High Availability (HA) Configuration

OpenSpecimen can be deployed in a clustered setup to facilitate high availability, high throughput processing of requests. Typically, OpenSpecimen nodes are deployed behind a load balancer/proxy which delegates the user requests to appropriate node based on the load, availability etc.

The configuration of OpenSpecimen cluster involves letting each node know about the presence of other nodes in the cluster. This is required to propagate the localised knowledge, like updates to cached metadata, of the actions to all the cluster nodes. This ensures all the cluster nodes have the same knowledge of the metadata and data, and behave exactly the same way in deterministic manner. The consequence of this is, requests can be routed to any node using any strategy that fits the user traffic pattern.
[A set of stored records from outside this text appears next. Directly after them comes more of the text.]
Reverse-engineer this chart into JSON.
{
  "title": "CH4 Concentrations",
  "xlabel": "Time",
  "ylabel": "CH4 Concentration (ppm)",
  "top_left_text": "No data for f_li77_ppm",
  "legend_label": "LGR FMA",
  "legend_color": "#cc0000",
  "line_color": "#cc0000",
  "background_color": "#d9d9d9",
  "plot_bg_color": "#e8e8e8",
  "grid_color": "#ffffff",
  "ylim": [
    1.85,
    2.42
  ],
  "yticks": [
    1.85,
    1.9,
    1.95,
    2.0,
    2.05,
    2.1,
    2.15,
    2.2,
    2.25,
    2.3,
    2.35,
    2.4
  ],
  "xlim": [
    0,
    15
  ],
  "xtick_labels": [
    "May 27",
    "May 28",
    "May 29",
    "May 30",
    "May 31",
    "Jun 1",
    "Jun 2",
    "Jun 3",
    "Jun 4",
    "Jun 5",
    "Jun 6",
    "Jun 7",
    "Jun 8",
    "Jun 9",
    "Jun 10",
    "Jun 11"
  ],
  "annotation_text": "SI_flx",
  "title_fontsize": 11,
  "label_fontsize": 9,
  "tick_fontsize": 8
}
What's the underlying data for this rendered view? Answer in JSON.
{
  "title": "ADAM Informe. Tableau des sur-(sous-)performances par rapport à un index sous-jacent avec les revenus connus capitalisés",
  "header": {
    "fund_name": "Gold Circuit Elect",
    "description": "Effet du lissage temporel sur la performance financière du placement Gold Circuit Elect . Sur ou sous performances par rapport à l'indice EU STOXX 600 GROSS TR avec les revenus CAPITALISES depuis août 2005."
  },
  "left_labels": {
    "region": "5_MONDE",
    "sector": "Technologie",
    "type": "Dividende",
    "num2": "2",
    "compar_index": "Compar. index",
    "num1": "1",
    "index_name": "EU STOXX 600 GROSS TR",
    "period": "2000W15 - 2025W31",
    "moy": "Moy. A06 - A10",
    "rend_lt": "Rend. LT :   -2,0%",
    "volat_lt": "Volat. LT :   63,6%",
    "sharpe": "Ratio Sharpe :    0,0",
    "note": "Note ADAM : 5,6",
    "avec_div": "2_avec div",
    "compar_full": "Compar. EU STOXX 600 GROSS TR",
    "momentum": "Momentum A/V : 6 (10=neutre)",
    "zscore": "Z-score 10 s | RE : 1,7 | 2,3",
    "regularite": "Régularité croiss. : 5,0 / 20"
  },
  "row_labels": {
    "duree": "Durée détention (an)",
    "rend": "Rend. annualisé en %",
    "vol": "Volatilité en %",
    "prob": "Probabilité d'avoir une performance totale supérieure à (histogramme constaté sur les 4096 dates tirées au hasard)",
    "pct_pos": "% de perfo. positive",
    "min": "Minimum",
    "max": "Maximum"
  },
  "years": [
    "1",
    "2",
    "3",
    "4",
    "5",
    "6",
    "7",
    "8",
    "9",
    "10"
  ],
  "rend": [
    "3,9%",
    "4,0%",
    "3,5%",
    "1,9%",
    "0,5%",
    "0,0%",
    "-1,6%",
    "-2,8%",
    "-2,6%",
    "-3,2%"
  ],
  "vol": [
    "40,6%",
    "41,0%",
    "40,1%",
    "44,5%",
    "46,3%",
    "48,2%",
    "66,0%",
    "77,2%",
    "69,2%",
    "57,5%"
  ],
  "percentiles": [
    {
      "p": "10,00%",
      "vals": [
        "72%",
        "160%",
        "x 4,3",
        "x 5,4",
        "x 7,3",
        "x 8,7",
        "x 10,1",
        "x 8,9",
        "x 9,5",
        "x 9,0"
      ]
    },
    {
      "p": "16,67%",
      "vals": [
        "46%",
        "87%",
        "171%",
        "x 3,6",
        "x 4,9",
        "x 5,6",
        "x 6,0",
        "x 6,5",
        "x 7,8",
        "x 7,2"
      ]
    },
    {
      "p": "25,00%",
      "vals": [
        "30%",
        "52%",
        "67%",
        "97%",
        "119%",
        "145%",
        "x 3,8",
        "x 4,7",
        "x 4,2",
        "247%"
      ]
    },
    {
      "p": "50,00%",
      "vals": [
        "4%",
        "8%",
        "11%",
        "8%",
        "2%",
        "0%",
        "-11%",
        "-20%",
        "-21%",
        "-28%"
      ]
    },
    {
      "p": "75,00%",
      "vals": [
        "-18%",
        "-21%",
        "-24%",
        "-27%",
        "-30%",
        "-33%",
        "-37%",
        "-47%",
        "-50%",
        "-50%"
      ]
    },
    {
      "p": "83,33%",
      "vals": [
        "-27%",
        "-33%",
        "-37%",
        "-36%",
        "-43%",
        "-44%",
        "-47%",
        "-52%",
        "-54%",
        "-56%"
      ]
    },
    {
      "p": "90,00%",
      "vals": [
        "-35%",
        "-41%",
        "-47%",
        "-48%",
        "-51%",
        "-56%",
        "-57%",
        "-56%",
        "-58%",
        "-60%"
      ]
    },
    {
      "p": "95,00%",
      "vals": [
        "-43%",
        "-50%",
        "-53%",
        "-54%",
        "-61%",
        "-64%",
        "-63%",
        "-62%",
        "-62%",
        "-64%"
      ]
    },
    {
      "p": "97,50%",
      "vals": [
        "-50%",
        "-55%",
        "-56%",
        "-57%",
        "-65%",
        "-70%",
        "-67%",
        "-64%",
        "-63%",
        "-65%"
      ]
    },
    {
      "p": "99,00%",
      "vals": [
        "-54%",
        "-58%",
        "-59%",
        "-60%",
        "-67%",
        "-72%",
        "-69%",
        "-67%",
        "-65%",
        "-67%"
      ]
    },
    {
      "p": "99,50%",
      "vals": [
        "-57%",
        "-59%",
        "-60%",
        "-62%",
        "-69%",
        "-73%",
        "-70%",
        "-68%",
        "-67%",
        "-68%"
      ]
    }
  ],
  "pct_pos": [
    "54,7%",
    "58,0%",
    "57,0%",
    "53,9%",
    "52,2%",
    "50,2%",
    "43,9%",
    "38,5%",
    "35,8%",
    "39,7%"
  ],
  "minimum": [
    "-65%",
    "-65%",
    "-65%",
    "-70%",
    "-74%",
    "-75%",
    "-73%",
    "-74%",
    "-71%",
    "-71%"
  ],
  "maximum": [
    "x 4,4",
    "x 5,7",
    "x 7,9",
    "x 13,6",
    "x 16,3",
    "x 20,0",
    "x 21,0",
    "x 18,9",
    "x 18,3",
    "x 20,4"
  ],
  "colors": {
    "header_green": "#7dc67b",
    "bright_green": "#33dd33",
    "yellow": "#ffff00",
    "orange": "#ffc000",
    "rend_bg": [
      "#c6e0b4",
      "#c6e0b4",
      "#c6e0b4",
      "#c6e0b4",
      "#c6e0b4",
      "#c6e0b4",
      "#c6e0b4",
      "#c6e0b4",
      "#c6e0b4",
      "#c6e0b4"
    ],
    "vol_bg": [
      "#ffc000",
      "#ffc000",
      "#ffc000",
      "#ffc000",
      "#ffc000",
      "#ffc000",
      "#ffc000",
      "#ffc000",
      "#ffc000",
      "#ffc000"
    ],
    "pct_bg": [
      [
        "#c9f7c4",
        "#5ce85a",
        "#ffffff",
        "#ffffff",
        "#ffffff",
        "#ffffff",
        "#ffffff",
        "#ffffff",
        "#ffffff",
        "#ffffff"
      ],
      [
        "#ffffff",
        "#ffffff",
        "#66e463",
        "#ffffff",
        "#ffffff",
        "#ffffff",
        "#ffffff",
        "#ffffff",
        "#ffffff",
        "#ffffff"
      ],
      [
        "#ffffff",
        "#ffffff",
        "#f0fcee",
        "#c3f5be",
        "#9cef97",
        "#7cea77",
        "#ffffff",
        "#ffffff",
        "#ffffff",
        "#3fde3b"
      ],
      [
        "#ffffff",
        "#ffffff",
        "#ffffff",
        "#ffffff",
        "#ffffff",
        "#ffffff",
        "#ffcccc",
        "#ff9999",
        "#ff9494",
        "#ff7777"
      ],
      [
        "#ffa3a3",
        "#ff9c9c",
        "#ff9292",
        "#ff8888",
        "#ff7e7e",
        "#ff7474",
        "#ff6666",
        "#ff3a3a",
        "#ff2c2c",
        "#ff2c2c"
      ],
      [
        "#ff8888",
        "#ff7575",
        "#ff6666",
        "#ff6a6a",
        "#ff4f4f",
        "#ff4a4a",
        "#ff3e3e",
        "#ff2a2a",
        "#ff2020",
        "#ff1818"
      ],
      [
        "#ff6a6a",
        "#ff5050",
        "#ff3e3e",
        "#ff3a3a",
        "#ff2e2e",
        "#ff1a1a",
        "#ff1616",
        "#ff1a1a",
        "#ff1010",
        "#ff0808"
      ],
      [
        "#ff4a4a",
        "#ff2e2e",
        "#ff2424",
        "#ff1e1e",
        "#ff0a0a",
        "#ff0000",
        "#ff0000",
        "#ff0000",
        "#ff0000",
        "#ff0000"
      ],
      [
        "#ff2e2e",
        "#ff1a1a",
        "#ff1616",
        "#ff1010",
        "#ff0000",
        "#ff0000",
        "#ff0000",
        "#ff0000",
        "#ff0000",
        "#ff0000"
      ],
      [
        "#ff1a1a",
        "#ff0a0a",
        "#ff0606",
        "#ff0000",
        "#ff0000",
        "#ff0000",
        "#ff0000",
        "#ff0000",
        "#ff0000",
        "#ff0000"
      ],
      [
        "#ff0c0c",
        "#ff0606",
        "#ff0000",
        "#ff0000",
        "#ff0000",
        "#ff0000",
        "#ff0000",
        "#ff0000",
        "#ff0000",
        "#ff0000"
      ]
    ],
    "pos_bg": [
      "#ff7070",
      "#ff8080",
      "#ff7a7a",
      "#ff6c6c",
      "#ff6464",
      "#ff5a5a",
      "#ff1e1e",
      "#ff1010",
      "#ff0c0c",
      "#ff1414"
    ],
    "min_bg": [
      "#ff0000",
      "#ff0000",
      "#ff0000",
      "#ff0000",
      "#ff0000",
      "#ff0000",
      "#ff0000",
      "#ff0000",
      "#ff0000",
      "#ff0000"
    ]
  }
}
This helps in achieving scalability.

Naming Nodes

As a first step, every node in the cluster should be given an unique name. This is to identify the nodes in the cluster. The name should not contain any whitespace characters. The node name should be assigned, preferably, only once and should not be changed thereafter.

Edit openspecimen.properties file located in $TOMCAT_HOME/conf directory.
Add a property node.name as below:
# VM1 - /usr/local/openspecimen/tomcat/conf/openspecimen.properties node.name=lion # VM2 - /usr/local/openspecimen/tomcat/conf/openspecimen.properties node.name=panther
Restart OpenSpecimen
Ensure the log files are created using os.{node.name}.log pattern. E.g. os.lion.log, os.panther.log

Data Directory

All the cluster nodes should share the same data directory. There will be only one data directory shared across all the nodes in the cluster using any file sharing mechanism like SAMBA, NFS etc. All the nodes should have read/write access to the data directory.

Cluster Setup

Navigate to Home → Settings → Search for Cluster
Upload a JSON file like below:
{ "notifTimeout": 60, "notifErrorRcpts": ["john.doe@krishagni.com", "jane.doe@krishagni.com"], "secret": "TopSecret!@3", "nodes": [ { "name": "lion", "url": "http://10.0.1.1:8080/openspecimen/" }, { "name": "panther", "url": "http://10.0.1.2:8080/openspecimen/" } ] }

Attribute	Description

Attribute	Description
nodes	The list of OpenSpecimen nodes in the cluster. The name attribute identifies the node (same as that specified in openspecimen.properties). The URL attribute specifies the HTTP URL of the node's Tomcat to use for sending the cluster related events/notifications.
secret	A secret known only to the OpenSpecimen nodes. Used for trusted communication between the nodes in the cluster.
notifTimeout	Max. amount of time, in seconds, that a node waits for receiving the acknowledgement from the other nodes in the cluster for its broadcast event.
notifErrorRcpts	Comma separated list of email IDs to whom the cluster error notifications are sent.

Startup Sequence

The preferred way to startup the nodes in cluster is to start one node at a time, ensure the node is up and functional, and then move on to the next node in the cluster. Do not attempt to start all nodes of the cluster at the same time or concurrently.

Upgrading

A small amount of downtime is required for smooth upgrade of OpenSpecimen. When upgrading, bring down all the nodes. Upgrade one node at a time, ensure the node is up and functional, and then move on to upgrade the next node in the cluster. Do not attempt to run multiple versions of OpenSpecimen against the same database schema. Otherwise, the behaviour is unspecified.